Tom Nevin's brother and sister have asked High Court President Nicholas Kearns to rule on a preliminary issue that evidence at Mrs Nevin's trial, and her conviction, are admissible as part of their action to fully disinherit her as well as for damages against her over his wrongful death.
Mrs Nevin (61), who became known as the Black Widow during her trial, has always denied involvement in the murder and claims that evidence of her conviction should not be used in the civil action.
In a counter-claim, Mrs Nevin seeks declarations that she is entitled to her late husband's assets, or part of them, by virtue of survivorship and the laws of intestacy.
Following the conclusion of submissions from both sides, Mr Justice Kearns reserved his judgment.
George Brady, for Patrick Nevin, of Tynagh, Loughrea; and Margaret Lavelle, of Ballinagran, Craughwell, both Co Galway, said that if the court allowed the evidence of Mrs Nevin's conviction to be used, the onus was on her to prove she did not murder her husband.
Counsel said it would be illogical and an abuse of process if evidence of Mrs Nevin's conviction by a jury could not be used in the civil action.
In addition, the Court of Criminal Appeal had dismissed both her appeal against conviction in 2003, and her bid to have her conviction declared a miscarriage of justice in 2010.
Solicitor Anne Fitzgibbon for Mrs Nevin argued it would be incorrect to admit evidence of the conviction in the civil action.
The "traditional rule" was that evidence of a criminal conviction cannot be used in a civil action, Ms Fitzgibbon said.

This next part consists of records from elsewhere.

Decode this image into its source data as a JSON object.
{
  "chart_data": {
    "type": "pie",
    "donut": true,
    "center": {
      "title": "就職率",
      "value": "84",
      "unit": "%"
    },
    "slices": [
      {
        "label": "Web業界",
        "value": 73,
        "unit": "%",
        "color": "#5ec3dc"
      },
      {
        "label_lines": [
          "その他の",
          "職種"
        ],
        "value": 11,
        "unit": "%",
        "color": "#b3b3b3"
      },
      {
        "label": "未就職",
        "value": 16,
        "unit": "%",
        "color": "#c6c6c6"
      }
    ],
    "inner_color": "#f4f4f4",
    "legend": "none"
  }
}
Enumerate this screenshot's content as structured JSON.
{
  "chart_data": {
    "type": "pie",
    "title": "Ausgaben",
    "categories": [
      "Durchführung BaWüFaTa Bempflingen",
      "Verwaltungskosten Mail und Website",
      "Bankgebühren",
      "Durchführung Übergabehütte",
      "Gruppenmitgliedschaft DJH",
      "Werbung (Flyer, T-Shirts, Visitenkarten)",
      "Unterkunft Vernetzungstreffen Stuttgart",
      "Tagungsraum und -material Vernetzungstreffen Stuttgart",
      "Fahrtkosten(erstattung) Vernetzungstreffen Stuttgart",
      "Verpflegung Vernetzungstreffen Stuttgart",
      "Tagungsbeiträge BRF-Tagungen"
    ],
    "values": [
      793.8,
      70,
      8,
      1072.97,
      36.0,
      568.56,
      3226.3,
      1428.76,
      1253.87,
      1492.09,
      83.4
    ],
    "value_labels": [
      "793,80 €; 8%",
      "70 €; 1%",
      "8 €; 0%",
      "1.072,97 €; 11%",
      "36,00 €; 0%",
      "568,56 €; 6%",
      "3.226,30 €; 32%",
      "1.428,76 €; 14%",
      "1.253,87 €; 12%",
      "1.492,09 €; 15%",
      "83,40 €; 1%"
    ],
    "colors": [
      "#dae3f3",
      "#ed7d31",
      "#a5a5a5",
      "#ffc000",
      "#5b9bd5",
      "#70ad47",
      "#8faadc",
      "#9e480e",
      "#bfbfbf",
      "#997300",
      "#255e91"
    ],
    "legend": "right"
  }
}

In response to the judge, Ms Fitzgibbon said if the conviction was admissible in the civil action it would be "virtually impossible" for Mrs Nevin to prove her innocence.
The court also heard that in an affidavit Mrs Nevin said she was quite happy to come to court and give evidence.
Mr Nevin's assets include: Jack White's Inn near Brittas Bay, Co Wicklow, which was jointly owned, and sold by his widow in late 1997 for IR£620,000; two Dublin properties; an Irish Life Assurance policy for almost IR£78,000; and cash of IR£197,000. He did not leave a will.
In 2000, Mrs Nevin was convicted of murdering Mr Nevin at their pub on March 19, 1996.
She was jailed for life on that charge and also received a seven-year sentence for soliciting three men to kill her husband in 1989 and 1990.